British court rules that Rwanda deal is illegal

A Court of Appeals has ruled that the UK is not allowed to outsource asylum procedures to Rwanda, as had been decided in 2022. It judged that Rwanda cannot be considered a safe third country because deficiencies in the asylum procedure there could lead to legitimate asylum seekers being deported to their countries of origin. The decision can still be appealed to the UK’s Supreme Court.

The Guardian (GB) /

Refugees can’t be outsourced

The Guardian welcomes the ruling:

“We already knew that the government’s plans were cruel, unworkable, expensive and unpopular. Now we know that they are also against the law. At 89,000 last year, the number of asylum claimants in the UK is lower than in many other countries. The Home Office should concentrate on improving processes (including those criticised by judges) and tackling backlogs. ... Ministers should scrap the idea of outsourcing refugees along with the anti-migrant slogans.”

The Spectator (GB) /

Only the elected can make democratic decisions

Key decisions about migration policy should not be made by judges, law professor Andrew Tettenborn warns in The Spectator:

“Nobody knows for certain what may happen to asylum seekers sent to central Africa. But that isn’t the point.
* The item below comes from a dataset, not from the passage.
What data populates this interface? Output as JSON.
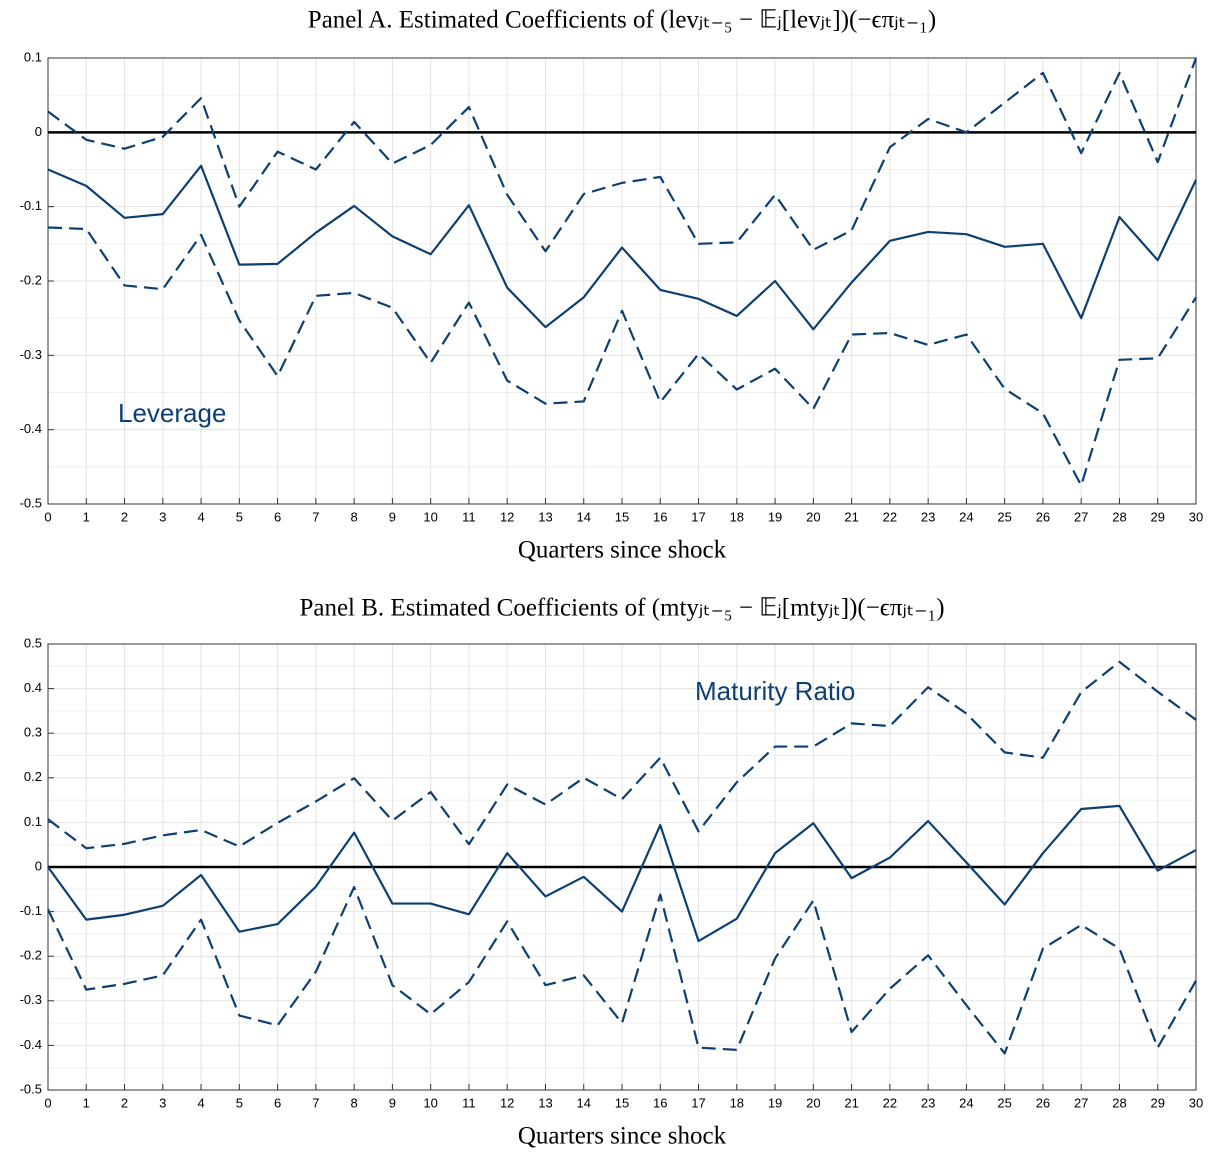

The question the administrative lawyers need to answer is who out of judges and politicians ought to have the final say about these risks, and whether as a nation we should run them. ... For anyone who believes in democratic control of central social policies like immigration, the response should be clear: it must be the elected representatives.”

Andrew Tettenborn
taz, die tageszeitung (DE) /

Not just a British aberration

The ruling also has consequences for international refugee policy, the taz points out:

“The UNHCR is constantly flying asylum seekers from Libya to Rwanda. Will that no longer be possible? The ruling is even more problematic for the EU — and thus also for Germany. The EU-Turkey deal allows Greece to return Syrian refugees to Turkey without a hearing or not to admit them at all — but in Turkey there are discussions at the highest political level about deporting Syrian refugees to Syria even against their will. By the standards of the London ruling, the deal would be illegal. This is not just a theoretical statement. ... The European Convention on Human Rights applies not only in the EU but throughout Europe.”